The declaration and payment of future dividends and the amount of any such dividends will be subject to the determination of the Board of Directors, in its sole and absolute discretion, taking into account, among other things, economic conditions, business performance, financial condition, growth plans, expected capital requirements, compliance with the Company's constating documents, all applicable laws, including the rules and policies of any applicable stock exchange, as well as any contractual restrictions on such dividends, including any agreements entered into with lenders to the Company, and any other factors that the Board of Directors deems appropriate at the relevant time. There can be no assurance that any dividends will be paid at the intended rate or at all in the future.

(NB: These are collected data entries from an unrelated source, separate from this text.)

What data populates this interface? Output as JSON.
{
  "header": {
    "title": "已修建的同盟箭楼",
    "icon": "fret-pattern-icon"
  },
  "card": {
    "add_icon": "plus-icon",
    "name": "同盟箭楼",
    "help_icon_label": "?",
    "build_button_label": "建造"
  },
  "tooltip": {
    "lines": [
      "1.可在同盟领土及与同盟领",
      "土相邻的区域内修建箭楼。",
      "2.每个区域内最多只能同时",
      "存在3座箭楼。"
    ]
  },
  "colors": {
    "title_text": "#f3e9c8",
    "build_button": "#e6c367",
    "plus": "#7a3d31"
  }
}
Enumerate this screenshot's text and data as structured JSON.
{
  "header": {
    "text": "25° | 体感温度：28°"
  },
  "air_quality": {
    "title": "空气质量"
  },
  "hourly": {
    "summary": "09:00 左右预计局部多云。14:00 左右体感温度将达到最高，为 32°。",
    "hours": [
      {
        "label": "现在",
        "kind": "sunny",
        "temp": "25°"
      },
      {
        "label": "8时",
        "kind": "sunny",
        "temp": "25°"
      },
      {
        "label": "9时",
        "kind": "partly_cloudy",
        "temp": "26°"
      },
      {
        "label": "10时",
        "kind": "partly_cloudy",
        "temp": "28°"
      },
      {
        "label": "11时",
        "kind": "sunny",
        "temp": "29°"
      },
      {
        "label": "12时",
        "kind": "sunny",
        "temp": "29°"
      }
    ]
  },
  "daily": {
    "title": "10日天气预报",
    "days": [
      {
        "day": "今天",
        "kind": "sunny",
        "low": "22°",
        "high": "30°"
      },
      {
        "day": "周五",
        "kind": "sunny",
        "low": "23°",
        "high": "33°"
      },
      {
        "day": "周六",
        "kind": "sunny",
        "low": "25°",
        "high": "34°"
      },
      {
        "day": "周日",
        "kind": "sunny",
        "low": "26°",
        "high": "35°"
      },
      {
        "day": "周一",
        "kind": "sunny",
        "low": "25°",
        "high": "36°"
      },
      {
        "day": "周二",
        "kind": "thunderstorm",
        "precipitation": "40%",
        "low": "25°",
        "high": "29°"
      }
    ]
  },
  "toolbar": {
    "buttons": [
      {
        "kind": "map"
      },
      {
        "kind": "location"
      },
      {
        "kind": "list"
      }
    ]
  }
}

CAUTIONARY STATEMENTS REGARDING PRODUCTION, AISC AND TOTAL CASH COST
Whether or not expressly stated, all figures contained in this press release including production, AISC, and total cash cost levels are preliminary and reflect our expected annual and quarterly results as of the date of this press release. Actual reported annual and quarterly results are subject to management’s final review, as well as audit by the Company’s independent accounting firm, and may vary significantly from those expectations because of a number of factors, including, without limitation, additional or revised information, and changes in accounting standards or policies, or in how those standards are applied. The annual and quarterly AISC and total cash cost include expected amounts for year-end accrual and working capital adjustments. Endeavour will provide additional discussion and analysis and other important information about its annual production, AISC and total cash cost levels when it reports actual results.
NON-GAAP MEASURES
Some of the indicators used by Endeavour in this press release represent non-IFRS financial measures, including “all-in sustaining cost”, "total cash cost", “net cash / net debt”, “EBITDA”, “adjusted EBITDA”, “net cash / net debt to adjusted EBITDA ratio”, “cash flow from continuing operations”, “total cash cost per ounce”, “sustaining and non-sustaining capital”. These measures are presented as they can provide useful information to assist investors with their evaluation of the pro forma performance. Since the non-IFRS performance measures listed herein do not have any standardised definition prescribed by IFRS, they may not be comparable to similar measures presented by other companies. Accordingly, they are intended to provide additional information and should not be considered in isolation or as a substitute for measures of performance prepared in accordance with IFRS. Please refer to the non-GAAP measures section in this press release and in the Company’s most recently filed Management Report for a reconciliation of the non-IFRS financial measures used in this press release.